La Galerie Papillon à Ostende surprend régulièrement son public avec des choix décalés. L’exposition Passages en septembre 2022 choisit deux photographes exceptionnels : Cecilia Paredes et Frederic Fontenoy. Bien qu’ils semblent très différents à première vue, tous deux intègrent dans leurs univers une histoire très personnelle.
Cecilia Paredes, une artiste péruvienne américaine, travaille principalement sur des thèmes tels que la migration et le déplacement. Elle est surtout connue pour sa série Paisajes (Paysages), des photos dans lesquelles elle se fond littéralement et figurativement dans le décor. Une de ses œuvres a figuré à l’affiche de la Quinzaine des Réalisateurs au Festival de Cannes cette année.
Cecilia : Quand j’avais 33 ans, j’ai quitté définitivement le Pérou pour des raisons politiques. Mais le Pérou ne m’a jamais quitté, j’ai un lien fort avec lui, et je suis consciente de tous les conflits politiques qui ont provoqué cette relation d’amour-haine. J’ai vécu la majeure partie de ma vie à l’étranger. Le Costa Rica est aussi un endroit que je peux considérer comme ma maison, car j’y ai vécu pendant 24 ans. Ce n’est que lorsque je suis venue vivre aux États-Unis en 2004 que j’ai commencé à travailler sur des projets relatifs à la migration et à la manière d’aborder de nouveaux territoires. C’est ainsi qu’est née, entre autres, la série Paisajes, une série de photo-performances dans lesquelles je m’intègre au décor au moyen de peintures corporelles. Je m’intéresse à la nature et à la relation de l’homme à la nature. Je suis aussi une personne politique, donc la société et la culture sont imbriquées dans ma réflexion avec des thèmes comme les abus, la dictature et l’écologie. Chico Mendes, un défenseur brésilien de l’environnement qui a été assassiné, a déclaré qu’un écologiste vierge de toute accusation était équivalent à un jardinier.

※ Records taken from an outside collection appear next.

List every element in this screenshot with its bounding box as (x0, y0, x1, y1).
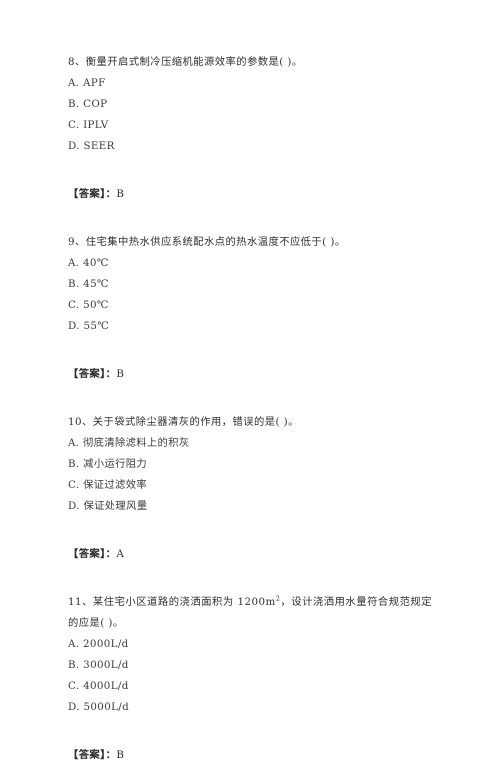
answer-line-8: 【答案】：B (68, 184, 432, 205)
question-9-option-d[interactable]: D. 55℃ (68, 316, 432, 337)
answer-line-11: 【答案】：B (68, 745, 432, 766)
answer-value-9: B (116, 368, 125, 380)
answer-value-11: B (116, 749, 125, 761)
question-10-option-a[interactable]: A. 彻底清除滤料上的积灰 (68, 433, 432, 454)
question-stem-11-part1: 11、某住宅小区道路的浇洒面积为 1200m (68, 596, 276, 608)
answer-label-8: 【答案】： (68, 188, 117, 200)
question-block-11: 11、某住宅小区道路的浇洒面积为 1200m2，设计浇洒用水量符合规范规定的应是… (68, 592, 432, 766)
question-11-option-a[interactable]: A. 2000L/d (68, 634, 432, 655)
question-8-option-a[interactable]: A. APF (68, 73, 432, 94)
question-10-option-b[interactable]: B. 减小运行阻力 (68, 454, 432, 475)
question-stem-9: 9、住宅集中热水供应系统配水点的热水温度不应低于( )。 (68, 236, 346, 248)
document-body: 8、衡量开启式制冷压缩机能源效率的参数是( )。 A. APF B. COP C… (68, 52, 432, 766)
question-9-option-c[interactable]: C. 50℃ (68, 295, 432, 316)
answer-line-10: 【答案】：A (68, 544, 432, 565)
question-10-option-c[interactable]: C. 保证过滤效率 (68, 475, 432, 496)
question-stem-10: 10、关于袋式除尘器清灰的作用，错误的是( )。 (68, 416, 299, 428)
answer-value-10: A (116, 548, 125, 560)
question-8-option-c[interactable]: C. IPLV (68, 115, 432, 136)
answer-line-9: 【答案】：B (68, 364, 432, 385)
question-10-option-d[interactable]: D. 保证处理风量 (68, 496, 432, 517)
question-block-8: 8、衡量开启式制冷压缩机能源效率的参数是( )。 A. APF B. COP C… (68, 52, 432, 232)
answer-label-10: 【答案】： (68, 548, 117, 560)
answer-label-11: 【答案】： (68, 749, 117, 761)
answer-label-9: 【答案】： (68, 368, 117, 380)
answer-value-8: B (116, 188, 125, 200)
question-8-option-d[interactable]: D. SEER (68, 136, 432, 157)
question-9-option-b[interactable]: B. 45℃ (68, 274, 432, 295)
question-11-option-c[interactable]: C. 4000L/d (68, 676, 432, 697)
question-8-option-b[interactable]: B. COP (68, 94, 432, 115)
question-stem-11: 11、某住宅小区道路的浇洒面积为 1200m2，设计浇洒用水量符合规范规定的应是… (68, 592, 432, 634)
document-page: 8、衡量开启式制冷压缩机能源效率的参数是( )。 A. APF B. COP C… (0, 0, 500, 761)
question-block-10: 10、关于袋式除尘器清灰的作用，错误的是( )。 A. 彻底清除滤料上的积灰 B… (68, 412, 432, 592)
question-9-option-a[interactable]: A. 40℃ (68, 253, 432, 274)
question-stem-8: 8、衡量开启式制冷压缩机能源效率的参数是( )。 (68, 56, 303, 68)
question-block-9: 9、住宅集中热水供应系统配水点的热水温度不应低于( )。 A. 40℃ B. 4… (68, 232, 432, 412)
question-11-option-b[interactable]: B. 3000L/d (68, 655, 432, 676)
question-11-option-d[interactable]: D. 5000L/d (68, 697, 432, 718)
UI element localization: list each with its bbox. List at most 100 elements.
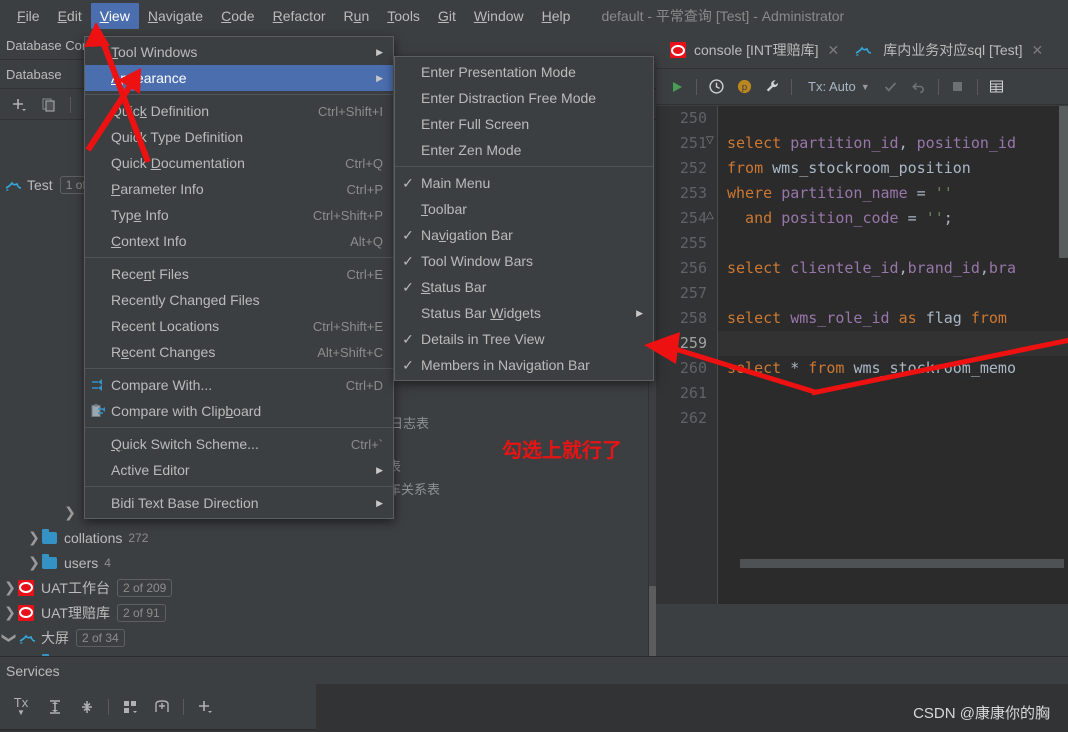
menu-item-appearance[interactable]: Appearance ▶ xyxy=(85,65,393,91)
menu-code[interactable]: Code xyxy=(212,3,263,29)
copy-icon[interactable] xyxy=(36,94,62,116)
history-icon[interactable] xyxy=(703,75,729,99)
menu-item-shortcut: Ctrl+Shift+P xyxy=(313,208,383,223)
close-icon[interactable]: ✕ xyxy=(824,42,842,59)
editor-horizontal-scrollbar[interactable] xyxy=(740,559,1064,568)
tree-item-label: 大屏 xyxy=(41,628,69,648)
menu-item-label: Recent Changes xyxy=(111,344,291,360)
chevron-right-icon[interactable]: ❯ xyxy=(2,580,18,596)
menu-item-recent-changes[interactable]: Recent Changes Alt+Shift+C xyxy=(85,339,393,365)
menu-item-status-bar[interactable]: ✓ Status Bar xyxy=(395,274,653,300)
mysql-icon xyxy=(18,630,36,646)
menu-view[interactable]: View xyxy=(91,3,139,29)
menu-item-enter-zen-mode[interactable]: Enter Zen Mode xyxy=(395,137,653,163)
menu-item-context-info[interactable]: Context Info Alt+Q xyxy=(85,228,393,254)
fold-end-icon[interactable]: △ xyxy=(706,210,714,221)
editor-toolbar: p Tx: Auto ▼ xyxy=(656,69,1068,105)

Mon travail dénonce l’injustice de manière poétique et métaphorique, afin que chaque spectateur puisse l’interpréter et le comprendre à sa manière.
Frederic Fontenoy est un photographe parisien. Depuis 2006, il travaille sur des secrets. Dans ses œuvres les plus récentes, une image est même cachée derrière une autre, un peu comme l’Origine du Monde de Courbet, qui a été soustraite à la vue du spectateur non averti pendant des décennies.
Pour tenter de se trouver, Fontenoy arrache tous les volets de son passé familial. Il marche sur les traces de ses grands-parents, du côté de sa mère un grandpère juif qui a dû se cacher pendant la guerre, du côté de son père un excentrique journaliste de Havas qui, comme Tintin, a voyagé de Moscou à Shanghai pour finalement disparaître dans les décombres de la capitale du Troisième Reich, Berlin. Dans son sillage disparaît comme une hallucination lié à l’opium tout un réseau d’intellectuels français de l’entre-deux-guerres. Mais d’autres secrets se cachent dans l’ombre familiale, comme les amants de sa femme Lizica Codréano, une danseuse avant-gardiste roumaine, sans parler des artistes de l’entre-deux-guerres dont le travail est fréquemment référencé dans ces photographies en noir et blanc très stylisées. Ce maître de la narration photographique est-il esclave de son histoire familiale ? Loin de là. Il la façonne à sa guise, s’en défait, ouvre la porte à des perspectives personnelles, met en miroir toute l’histoire du XXe siècle pour créer un univers totalement unique et immédiatement reconnaissable, qui invite et intrigue à la fois.
Passages
3 septembre – 30 octobre 2022,
Galerie Papillon Ostende
Madridstraat 2
8400 Oostende, Belgium
Du vendredi au dimanche de 14h à 18h.